ECLI:NL:HR:2022:294

Hoge Raad

Datum uitspraak
25 februari 2022
Publicatiedatum
24 februari 2022
Zaaknummer
19/04503
Instantie
Hoge Raad
Type
Uitspraak
Rechtsgebied
Civiel recht
Procedures
  • Cassatie
Vindplaatsen
  • Rechtspraak.nl
AI samenvatting door LexboostAutomatisch gegenereerd

Cassatie over inbreukverbod en FRAND-licentieaanbod in octrooirechtelijke geschil tussen WIKO SAS en Koninklijke Philips N.V.

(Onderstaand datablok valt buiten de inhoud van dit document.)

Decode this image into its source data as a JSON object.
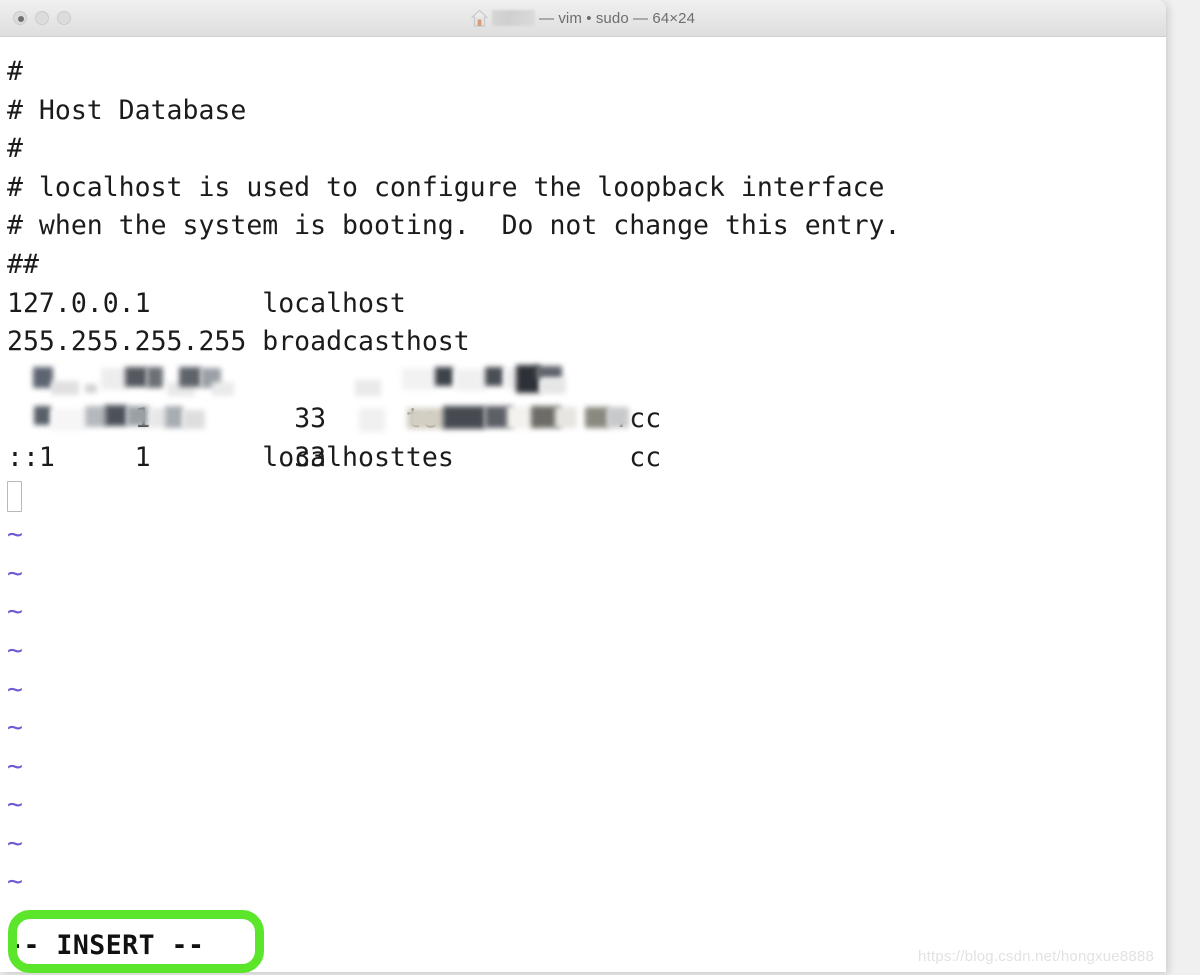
{
  "window": {
    "title_prefix_icon": "home-icon",
    "title_redacted": "",
    "title_text": "— vim • sudo — 64×24",
    "traffic_lights": [
      "close",
      "minimize",
      "zoom"
    ]
  },
  "editor": {
    "lines": [
      "#",
      "# Host Database",
      "#",
      "# localhost is used to configure the loopback interface",
      "# when the system is booting.  Do not change this entry.",
      "##",
      "127.0.0.1       localhost",
      "255.255.255.255 broadcasthost"
    ],
    "redacted_rows": [
      {
        "ip_prefix": "1",
        "ip_suffix": "33",
        "host_prefix": "te",
        "host_suffix": ".cc"
      },
      {
        "ip_prefix": "1",
        "ip_suffix": "33",
        "host_prefix": "tes",
        "host_suffix": "cc"
      }
    ],
    "ipv6_line": "::1             localhost",
    "empty_marker": "~",
    "empty_marker_count": 10,
    "cursor": "block-cursor"
  },
  "status": {
    "mode_text": "-- INSERT --"
  },
  "annotation": {
    "highlight_color": "#5ce62b",
    "target": "insert-mode-indicator"
  },
  "watermark": {
    "text": "https://blog.csdn.net/hongxue8888"
  }
}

In deze zaak heeft WIKO SAS, gevestigd te Marseille, Frankrijk, cassatie ingesteld tegen Koninklijke Philips N.V., gevestigd te Eindhoven, over een geschil in het octrooirecht. De Hoge Raad heeft op 25 februari 2022 uitspraak gedaan in deze zaak, die betrekking heeft op een standaard essentieel octrooi (SEP) op het gebied van mobiele telecommunicatie. De centrale vraag in deze procedure was of het licentie-aanbod van Philips aan Wiko fair, reasonable and non-discriminatory (FRAND) was, en of er sprake was van misbruik van machtspositie door Philips.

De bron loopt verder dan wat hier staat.